Throughout Europe at 01:00 tomorrow morning (Sunday 28th) the clocks go forward one hour onto CEST – Central European Summer Time. They will go back again at the end of October.

The European Commission has mandated that the EU should go onto fixed time zones. They can be appropriate for the Longitude of each country, rather than unified across the whole block.

So EU countries would no longer have the bi-annual time changes, because of the disruption the change causes to peoples lives.

However because of the pandemic, the implementation date for the change has been put back. It should have taken place this year.

Personally I don’t like these time changes.

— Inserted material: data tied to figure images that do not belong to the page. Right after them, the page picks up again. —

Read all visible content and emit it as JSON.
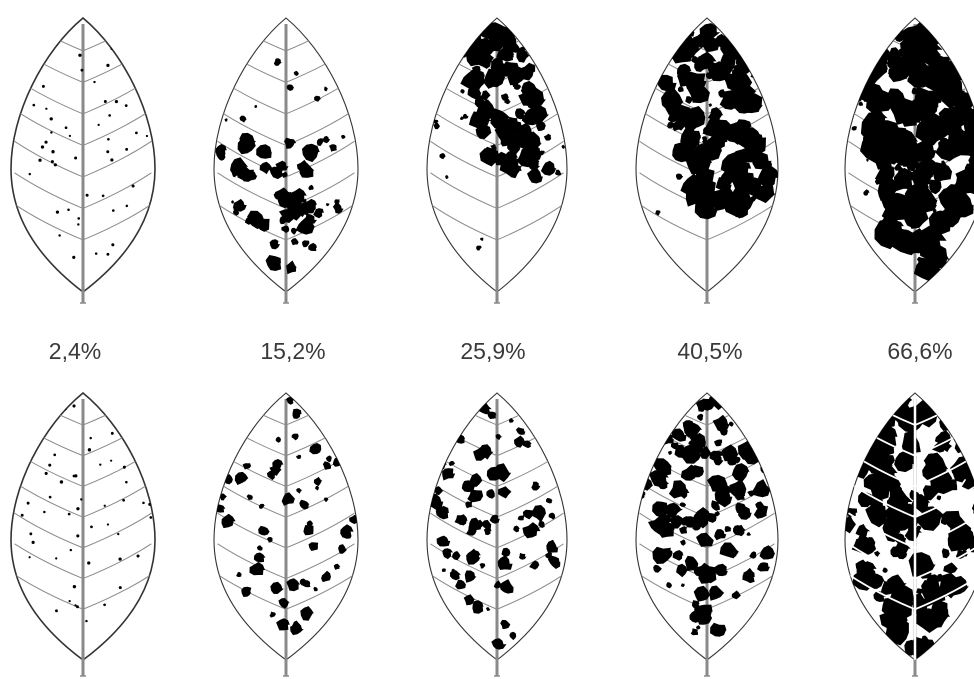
{
  "figure": {
    "severity_levels": [
      {
        "label": "2,4%",
        "value": 2.4
      },
      {
        "label": "15,2%",
        "value": 15.2
      },
      {
        "label": "25,9%",
        "value": 25.9
      },
      {
        "label": "40,5%",
        "value": 40.5
      },
      {
        "label": "66,6%",
        "value": 66.6
      }
    ],
    "rows": [
      {
        "pattern": "single-large-lesion"
      },
      {
        "pattern": "scattered-lesions"
      }
    ],
    "colors": {
      "leaf_outline": "#333333",
      "vein": "#8a8a8a",
      "lesion": "#000000",
      "background": "#ffffff",
      "label": "#3a3a3a"
    }
  }
}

We didn’t change the clocks when I worked in Abu Dhabi, or in Arizona, so for me having a constant time, throughout the year can’t happen soon enough! NCG


Looking back – Week 12 blogs from past years

2016/12 A long time ago, in a far away place….

2016/12 Peach blossom
2016/12 Peach blossom

2017/12 The law of holes…. and a 20º degree week

2017/12 Spring sunshine
2017/12 Spring sunshine

2018/12 Rising sea levels

Rising sea levels
Rising sea levels

2019/12 OHIO in action

Victoria Plum blossom
Victoria Plum blossom

2020/12 Perianths and Tepals

Spring Cranes Bills
Spring Crane’s Bills

One Response

  1. Elizabeth Blackledge
    |

    Hi Norman, your police history project seems to be going well. It will be a wonderful resource.
    I love that you are downing tools to allow the wasps to hatch.
    As always, take care and stay well.